Patients may experience some discomfort which is well controlled with low dose prescription narcotic medication.
Q – What is the recovery like after a neck lift?
During the first few days after the neck lift, patients should sleep with the head slightly elevated at a 30 degree angle to minimize swelling. Patients are also encouraged to minimize rotation of the neck. Any pain or discomfort that patients experience is well controlled with low dose prescription narcotic medication. Patients will be seen within one to two days after surgery for bandage dressing change and then within four to seven days after surgery to have the sutures removed. Swelling and bruising may still be noticeable for up to ten days after surgery. In most cases, patients will note a sensation of feeling ‘tight’ for several weeks, though they will not appear tight. This is an expected feeling that will slowly fade away as your neck becomes more familiar with its new contour and position.
Q – When will I be able to return to work after undergoing a neck lift?
Most patients are able to return to work within seven to ten days after the neck lift, sometimes sooner for those patients not bothered by residual swelling.
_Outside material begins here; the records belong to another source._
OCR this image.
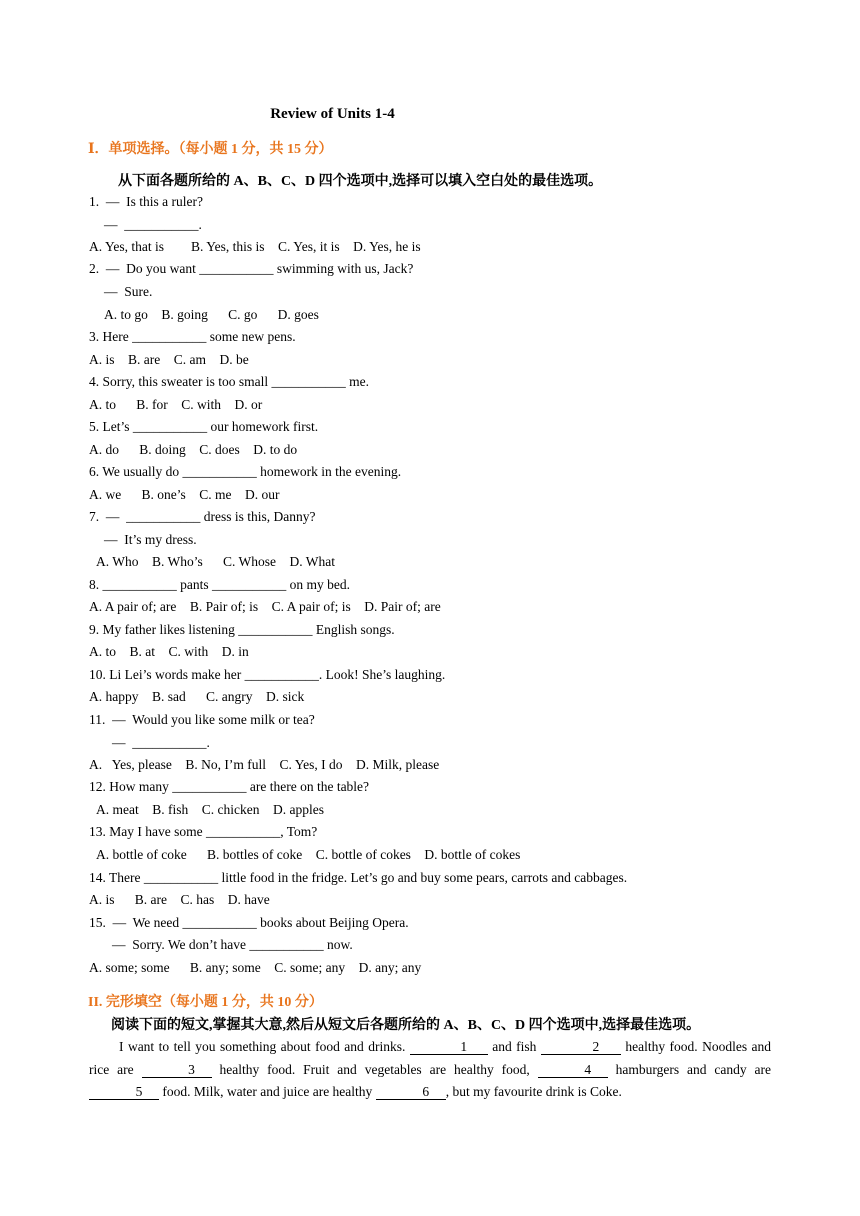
Review of Units 1-4
Ⅰ．单项选择。（每小题 1 分，共 15 分）
从下面各题所给的 A、B、C、D 四个选项中,选择可以填入空白处的最佳选项。
1.  —  Is this a ruler?
—  ___________.
A. Yes, that is        B. Yes, this is    C. Yes, it is    D. Yes, he is
2.  —  Do you want ___________ swimming with us, Jack?
—  Sure.
A. to go    B. going      C. go      D. goes
3. Here ___________ some new pens.
A. is    B. are    C. am    D. be
4. Sorry, this sweater is too small ___________ me.
A. to      B. for    C. with    D. or
5. Let’s ___________ our homework first.
A. do      B. doing    C. does    D. to do
6. We usually do ___________ homework in the evening.
A. we      B. one’s    C. me    D. our
7.  —  ___________ dress is this, Danny?
—  It’s my dress.
A. Who    B. Who’s      C. Whose    D. What
8. ___________ pants ___________ on my bed.
A. A pair of; are    B. Pair of; is    C. A pair of; is    D. Pair of; are
9. My father likes listening ___________ English songs.
A. to    B. at    C. with    D. in
10. Li Lei’s words make her ___________. Look! She’s laughing.
A. happy    B. sad      C. angry    D. sick
11.  —  Would you like some milk or tea?
—  ___________.
A.   Yes, please    B. No, I’m full    C. Yes, I do    D. Milk, please
12. How many ___________ are there on the table?
A. meat    B. fish    C. chicken    D. apples
13. May I have some ___________, Tom?
A. bottle of coke      B. bottles of coke    C. bottle of cokes    D. bottle of cokes
14. There ___________ little food in the fridge. Let’s go and buy some pears, carrots and cabbages.
A. is      B. are    C. has    D. have
15.  —  We need ___________ books about Beijing Opera.
—  Sorry. We don’t have ___________ now.
A. some; some      B. any; some    C. some; any    D. any; any
II. 完形填空（每小题 1 分，共 10 分）
阅读下面的短文,掌握其大意,然后从短文后各题所给的 A、B、C、D 四个选项中,选择最佳选项。
I want to tell you something about food and drinks.	1 and fish	2 healthy food. Noodles and rice are	3 healthy food. Fruit and vegetables are healthy food,	4 hamburgers and candy are 5 food. Milk, water and juice are healthy	6 , but my favourite drink is Coke.
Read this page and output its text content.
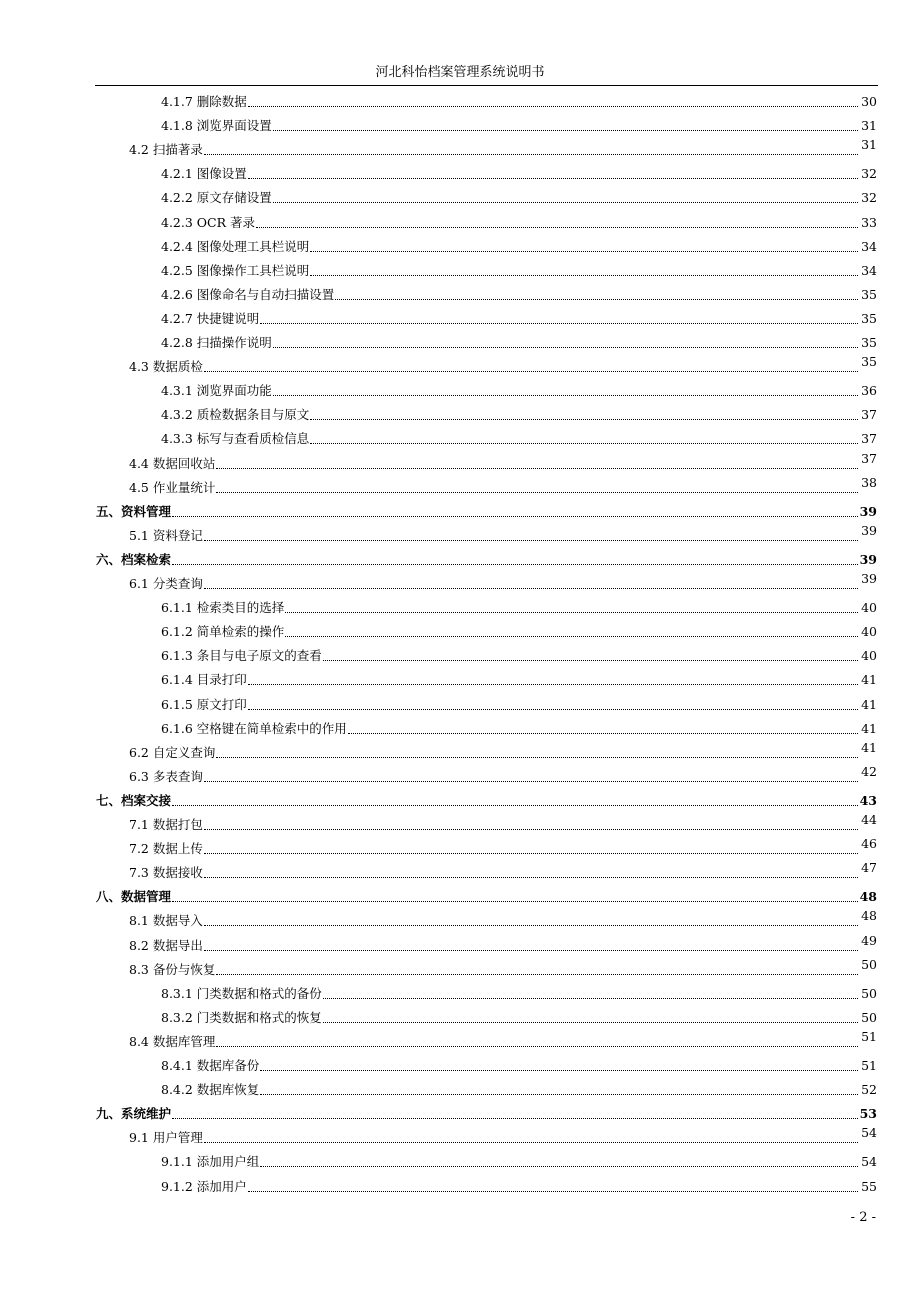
河北科怡档案管理系统说明书
4.1.7 删除数据	30
4.1.8 浏览界面设置	31
4.2 扫描著录	31
4.2.1 图像设置	32
4.2.2 原文存储设置	32
4.2.3 OCR 著录	33
4.2.4 图像处理工具栏说明	34
4.2.5 图像操作工具栏说明	34
4.2.6 图像命名与自动扫描设置	35
4.2.7 快捷键说明	35
4.2.8 扫描操作说明	35
4.3 数据质检	35
4.3.1 浏览界面功能	36
4.3.2 质检数据条目与原文	37
4.3.3 标写与查看质检信息	37
4.4 数据回收站	37
4.5 作业量统计	38
五、资料管理	39
5.1 资料登记	39
六、档案检索	39
6.1 分类查询	39
6.1.1 检索类目的选择	40
6.1.2 简单检索的操作	40
6.1.3 条目与电子原文的查看	40
6.1.4 目录打印	41
6.1.5 原文打印	41
6.1.6 空格键在简单检索中的作用	41
6.2 自定义查询	41
6.3 多表查询	42
七、档案交接	43
7.1 数据打包	44
7.2 数据上传	46
7.3 数据接收	47
八、数据管理	48
8.1 数据导入	48
8.2 数据导出	49
8.3 备份与恢复	50
8.3.1 门类数据和格式的备份	50
8.3.2 门类数据和格式的恢复	50
8.4 数据库管理	51
8.4.1 数据库备份	51
8.4.2 数据库恢复	52
九、系统维护	53
9.1 用户管理	54
9.1.1 添加用户组	54
9.1.2 添加用户	55
- 2 -
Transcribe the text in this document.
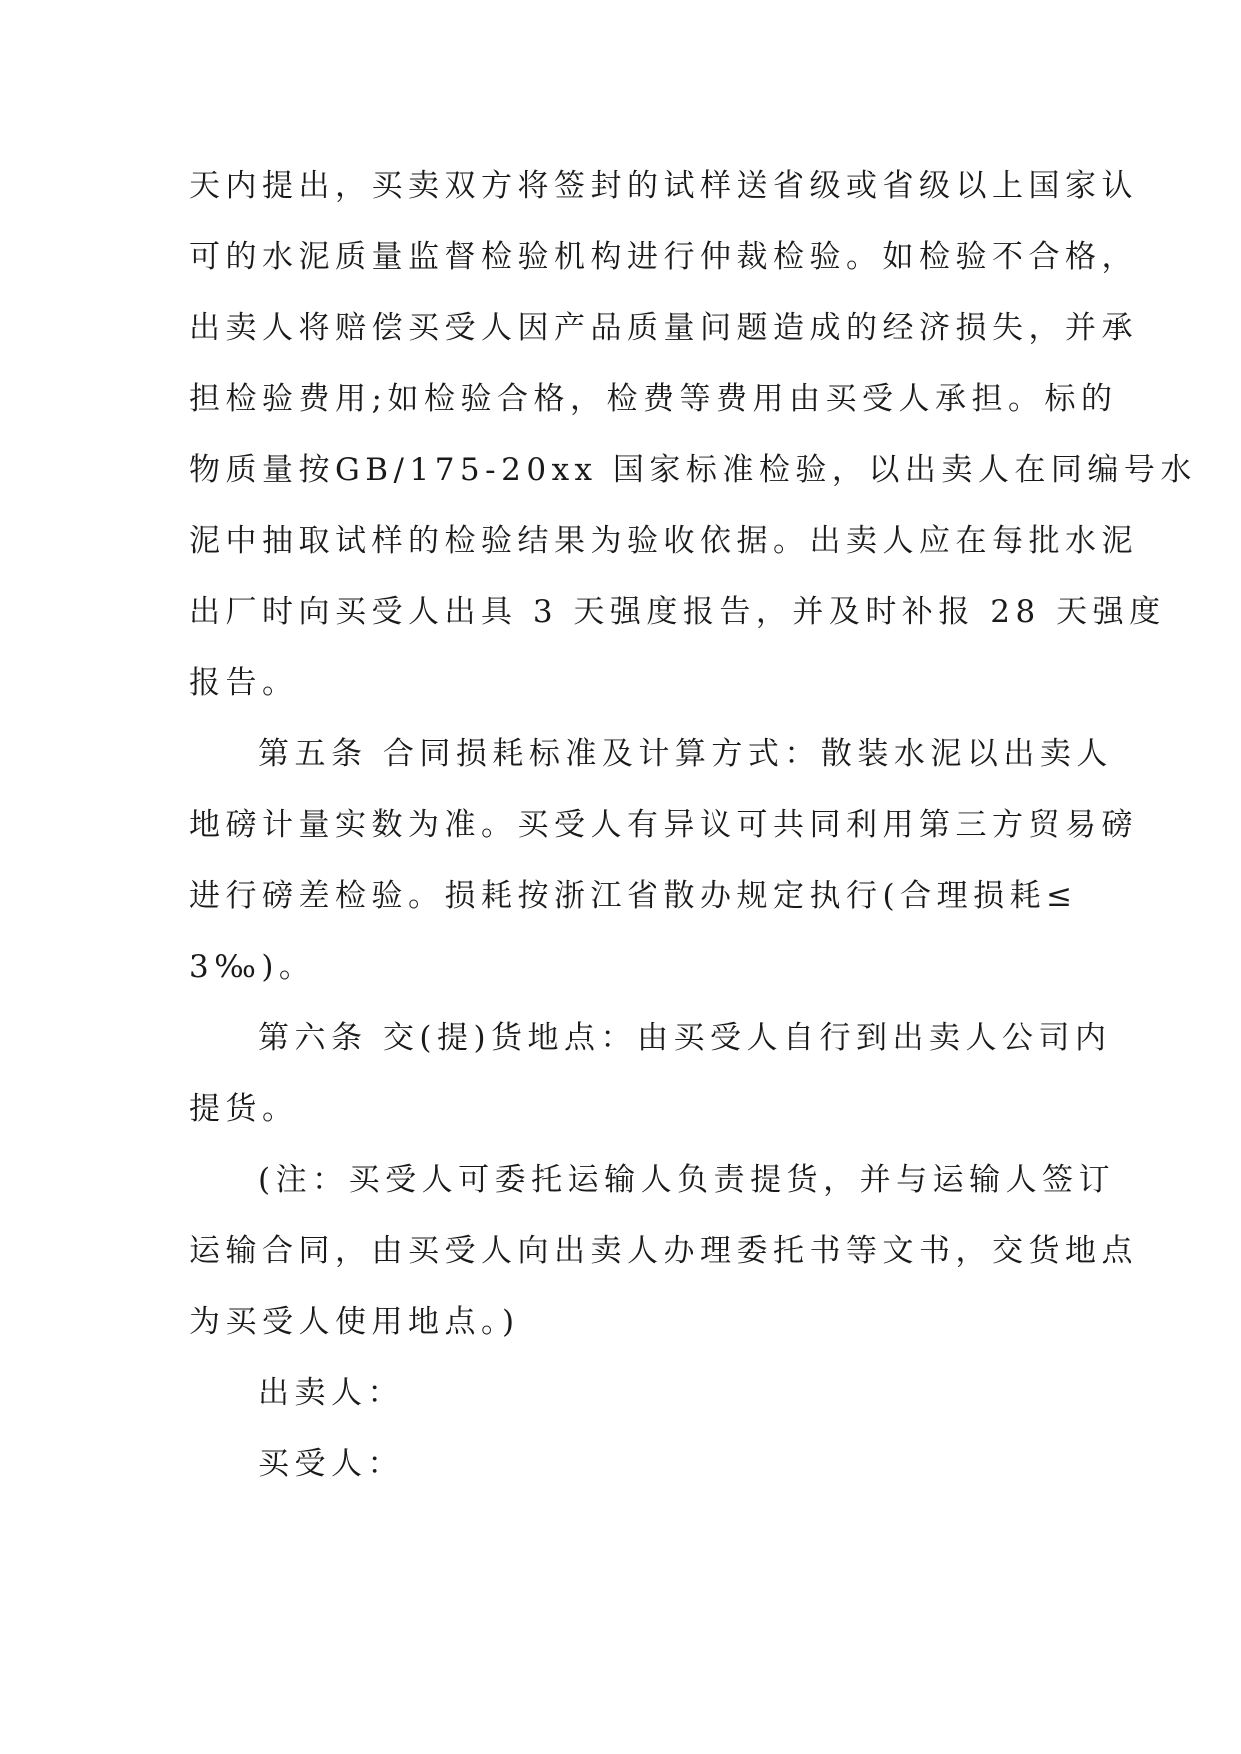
天内提出，买卖双方将签封的试样送省级或省级以上国家认
可的水泥质量监督检验机构进行仲裁检验。如检验不合格，
出卖人将赔偿买受人因产品质量问题造成的经济损失，并承
担检验费用;如检验合格，检费等费用由买受人承担。标的
物质量按GB/175-20xx 国家标准检验，以出卖人在同编号水
泥中抽取试样的检验结果为验收依据。出卖人应在每批水泥
出厂时向买受人出具 3 天强度报告，并及时补报 28 天强度
报告。
第五条 合同损耗标准及计算方式：散装水泥以出卖人
地磅计量实数为准。买受人有异议可共同利用第三方贸易磅
进行磅差检验。损耗按浙江省散办规定执行(合理损耗≤
3‰)。
第六条 交(提)货地点：由买受人自行到出卖人公司内
提货。
(注：买受人可委托运输人负责提货，并与运输人签订
运输合同，由买受人向出卖人办理委托书等文书，交货地点
为买受人使用地点。)
出卖人：
买受人：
Q – When will I be able to exercise after my neck lift?
Aerobic activity (reconditioning) may be resumed within ten to fourteen days after the neck lift and more strenuous activity (resistance workouts) within three to four weeks.
Q – When are the stitches removed after the neck lift?
The stitches are removed within four to seven days after the neck lift.
Q – Are there risks or complications with the neck lift?
As with all types of surgery there are potential risks associated with the neck lift. By virtue of the anatomy in the area, there is a potential risk of damaging the nerve that controls movement of the mouth region. However, knowledge of where this nerve runs essentially minimizes the chances of this complication occurring. Some patients may note temporary numbness around the ear due to swelling near the sensory nerve in this area, though permanent numbness is very rare following neck lift surgery.
Q – Does insurance cover the neck lift procedure?
Neck lift procedure which are performed for cosmetic purposes are typically not covered by insurance, though patients will need to check with their own insurer.